According to Samuel Hynes, author of “A War Imagined: The First World War and English Culture," the idea of being "Lost" does not mean vanished, but disoriented, wandering, directionless — a recognition that there were great feelings of confusion and aimlessness among the war's survivors in the early post-war years.

In Hemingway’s novels “The Sun Also Rises” and “A Moveable Feast,” he alludes to his characters as part of the "Lost Generation," all of them expatriates living in France and traveling aimlessly throughout Europe, trying to find meaning.

Whether it be love, success or purpose, they are never settled, always disoriented and always leaving.

More than any generation, our generation is closest to emulating the life of the nomads. We are travelers, explorer and wanderers. We take up years in Tibet, traveling through the South Pacific. We take three months off to travel South America and climb the mountains of Peru.

We study abroad only to find out that we’d like to live in Madrid and Paris, desperately trying to find a way to make our lives fit this romantic, idealized version of life.

We are restless and spontaneous. We have no patience for conformity and mediocrity. We’ve imagined lives of adventure and excitement and refuse to settle for suburbs and the nine-to-five. We want to see the country in which we were born and travel those we have yet to know.

We Want Simple Luxuries Back

Whether it’s indulging in drugs, cigarettes or alcohol, we’re a generation that’s not afraid to bask in the indulgences of life.

We’ve come not only to normalize drug use, but to use it as a bonding tool. Pills, booze and weed are as normal and condoned as the tonics and morphine in the roaring 20s.

We just want to sit in cafés and smoke cigarettes. We want to drink wine during the day and go to bullfights under the hot, Spanish sun.

We want to eat well and dress well, basking in the simple luxuries that Americans have seemed to forget about. We want to spend weeks traveling the coast and meet new friends at every stop.

We want a life that's not about the money, but the experiences. Dollar bills won’t define us, but the memories we make with them will. We don’t need expensive apartments and big cars. We don’t want the beach houses and yachts.

We want the freedom to leave when we want, be whoever we want and the peace of mind of knowing that we will not die in vain. We want the simple pleasures in the life, not the superficial ones.

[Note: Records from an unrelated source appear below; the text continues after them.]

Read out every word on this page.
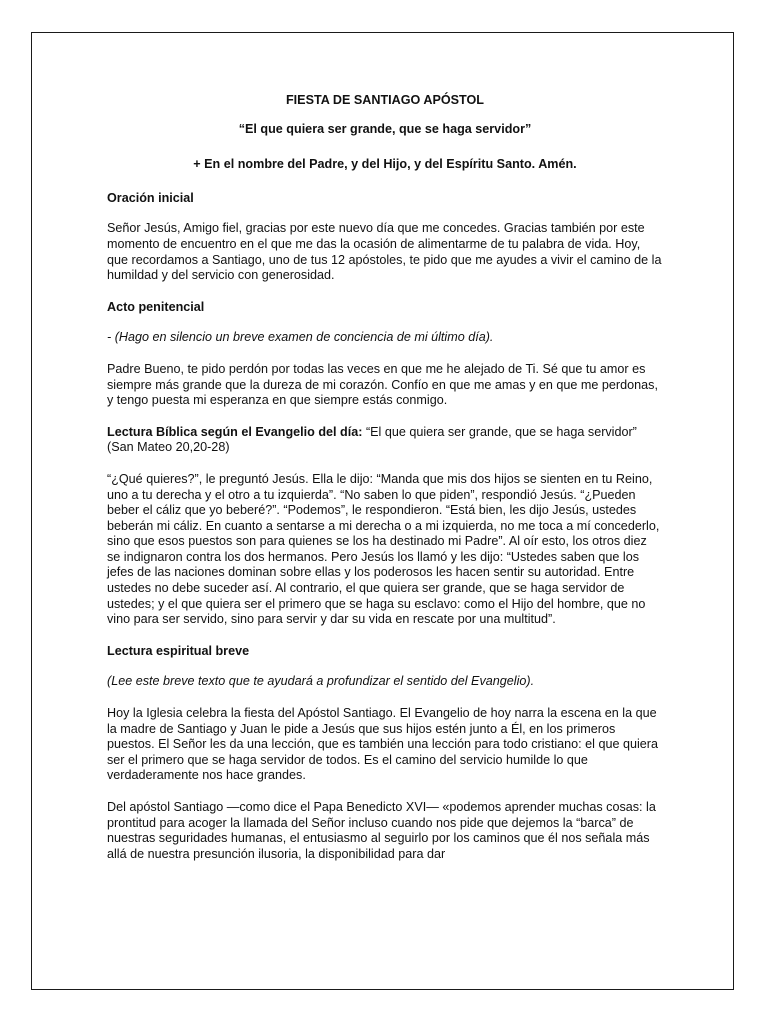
FIESTA DE SANTIAGO APÓSTOL
“El que quiera ser grande, que se haga servidor”
+ En el nombre del Padre, y del Hijo, y del Espíritu Santo. Amén.
Oración inicial

Señor Jesús, Amigo fiel, gracias por este nuevo día que me concedes. Gracias también por este momento de encuentro en el que me das la ocasión de alimentarme de tu palabra de vida. Hoy, que recordamos a Santiago, uno de tus 12 apóstoles, te pido que me ayudes a vivir el camino de la humildad y del servicio con generosidad.

Acto penitencial

- (Hago en silencio un breve examen de conciencia de mi último día).

Padre Bueno, te pido perdón por todas las veces en que me he alejado de Ti. Sé que tu amor es siempre más grande que la dureza de mi corazón. Confío en que me amas y en que me perdonas, y tengo puesta mi esperanza en que siempre estás conmigo.

Lectura Bíblica según el Evangelio del día: “El que quiera ser grande, que se haga servidor” (San Mateo 20,20-28)

“¿Qué quieres?”, le preguntó Jesús. Ella le dijo: “Manda que mis dos hijos se sienten en tu Reino, uno a tu derecha y el otro a tu izquierda”. “No saben lo que piden”, respondió Jesús. “¿Pueden beber el cáliz que yo beberé?”. “Podemos”, le respondieron. “Está bien, les dijo Jesús, ustedes beberán mi cáliz. En cuanto a sentarse a mi derecha o a mi izquierda, no me toca a mí concederlo, sino que esos puestos son para quienes se los ha destinado mi Padre”. Al oír esto, los otros diez se indignaron contra los dos hermanos. Pero Jesús los llamó y les dijo: “Ustedes saben que los jefes de las naciones dominan sobre ellas y los poderosos les hacen sentir su autoridad. Entre ustedes no debe suceder así. Al contrario, el que quiera ser grande, que se haga servidor de ustedes; y el que quiera ser el primero que se haga su esclavo: como el Hijo del hombre, que no vino para ser servido, sino para servir y dar su vida en rescate por una multitud”.

Lectura espiritual breve

(Lee este breve texto que te ayudará a profundizar el sentido del Evangelio).

Hoy la Iglesia celebra la fiesta del Apóstol Santiago. El Evangelio de hoy narra la escena en la que la madre de Santiago y Juan le pide a Jesús que sus hijos estén junto a Él, en los primeros puestos. El Señor les da una lección, que es también una lección para todo cristiano: el que quiera ser el primero que se haga servidor de todos. Es el camino del servicio humilde lo que verdaderamente nos hace grandes.

Del apóstol Santiago —como dice el Papa Benedicto XVI— «podemos aprender muchas cosas: la prontitud para acoger la llamada del Señor incluso cuando nos pide que dejemos la “barca” de nuestras seguridades humanas, el entusiasmo al seguirlo por los caminos que él nos señala más allá de nuestra presunción ilusoria, la disponibilidad para dar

We’re Artists And Revolutionaries… Graffiti Artists And Coders

While our generation may not be defined by a great shift in American literature, it’s defined by a great shift in American business culture. Startups, and the corporate culture attached to them, are as progressive and revolutionary as the painters, writers and poets flocking to Greenwich Village and Paris in the 20s.

Only now we have coders, graphic designers and bloggers. We have Silicon Valley and Tumblr. We’ve refused to follow the treacherous, soul-sucking demise of the nine-to-five and have created something for ourselves… an alternative to the doomed fate of board meetings and uncomfortable shoes.

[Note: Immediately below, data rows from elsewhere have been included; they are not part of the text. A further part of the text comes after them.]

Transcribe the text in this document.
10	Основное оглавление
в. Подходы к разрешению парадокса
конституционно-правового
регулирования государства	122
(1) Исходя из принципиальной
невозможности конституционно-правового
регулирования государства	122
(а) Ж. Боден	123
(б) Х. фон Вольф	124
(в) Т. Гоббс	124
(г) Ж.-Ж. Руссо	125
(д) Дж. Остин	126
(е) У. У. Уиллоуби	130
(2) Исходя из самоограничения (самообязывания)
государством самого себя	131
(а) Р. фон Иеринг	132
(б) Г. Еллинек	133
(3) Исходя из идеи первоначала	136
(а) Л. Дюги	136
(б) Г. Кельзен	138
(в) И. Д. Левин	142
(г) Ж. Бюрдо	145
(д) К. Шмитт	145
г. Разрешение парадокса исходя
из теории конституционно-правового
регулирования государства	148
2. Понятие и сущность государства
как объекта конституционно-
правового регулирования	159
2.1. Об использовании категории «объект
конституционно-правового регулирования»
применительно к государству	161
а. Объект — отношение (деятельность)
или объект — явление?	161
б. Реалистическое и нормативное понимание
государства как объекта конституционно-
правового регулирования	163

The British Library explained the phenomenon of the Lost Generation as “radical developments in the visual and performing arts mirrored in the Continental literature of the time.

It was into this vibrant, inspiring foment of idea and innovation that the self-imposed exiles of America’s 'Lost Generation' flung themselves."

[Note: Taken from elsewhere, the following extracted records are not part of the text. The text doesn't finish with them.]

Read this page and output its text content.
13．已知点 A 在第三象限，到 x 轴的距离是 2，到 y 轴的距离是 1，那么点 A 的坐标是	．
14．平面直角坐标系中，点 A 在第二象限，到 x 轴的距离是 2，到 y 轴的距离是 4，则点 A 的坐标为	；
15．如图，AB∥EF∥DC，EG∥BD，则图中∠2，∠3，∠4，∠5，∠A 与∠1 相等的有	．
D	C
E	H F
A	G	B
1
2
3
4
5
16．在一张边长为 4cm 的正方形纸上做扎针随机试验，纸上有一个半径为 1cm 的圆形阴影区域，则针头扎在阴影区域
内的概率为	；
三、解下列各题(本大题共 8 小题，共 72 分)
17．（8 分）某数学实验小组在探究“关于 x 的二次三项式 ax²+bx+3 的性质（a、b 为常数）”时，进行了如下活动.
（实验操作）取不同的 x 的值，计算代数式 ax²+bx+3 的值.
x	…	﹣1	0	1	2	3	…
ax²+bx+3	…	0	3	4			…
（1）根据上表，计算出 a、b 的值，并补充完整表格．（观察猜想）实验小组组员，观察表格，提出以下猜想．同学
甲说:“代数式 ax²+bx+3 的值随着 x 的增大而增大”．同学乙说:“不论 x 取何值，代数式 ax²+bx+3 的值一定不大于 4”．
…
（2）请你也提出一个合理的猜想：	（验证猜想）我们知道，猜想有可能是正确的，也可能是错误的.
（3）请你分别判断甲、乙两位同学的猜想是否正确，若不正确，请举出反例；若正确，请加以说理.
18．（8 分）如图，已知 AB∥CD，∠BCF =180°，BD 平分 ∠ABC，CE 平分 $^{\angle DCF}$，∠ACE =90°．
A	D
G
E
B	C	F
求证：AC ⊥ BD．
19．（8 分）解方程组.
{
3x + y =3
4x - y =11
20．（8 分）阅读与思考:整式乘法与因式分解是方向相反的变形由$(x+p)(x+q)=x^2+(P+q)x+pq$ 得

While we may not have created classic literature yet, we’ve created art in another capacity. Startups are as creative and risky as the careers of artists, and have opened up another opportunity for us to grow and expand our creative freedom.

They are as fleeting and turbulent as the secluded life of the poet and as rewarding and endearing as the novelist. They’ve created something new, something artistic in a portal that was previously deemed for business.

We’ve brought the Internet to life, sharing films, art and stories on a space that’s similar to that of the cafés that the painters, poets and writers used to converge and discuss the fate of their previously doomed generation.

We've brought art to technology and community to the web. We've shared our stories and our philosophies, inciting mass movements through the use of keyboards and Facebook.

We've changed the political landscape of countries through the technological initiatives of our peers. We are, indeed, revolutionaries.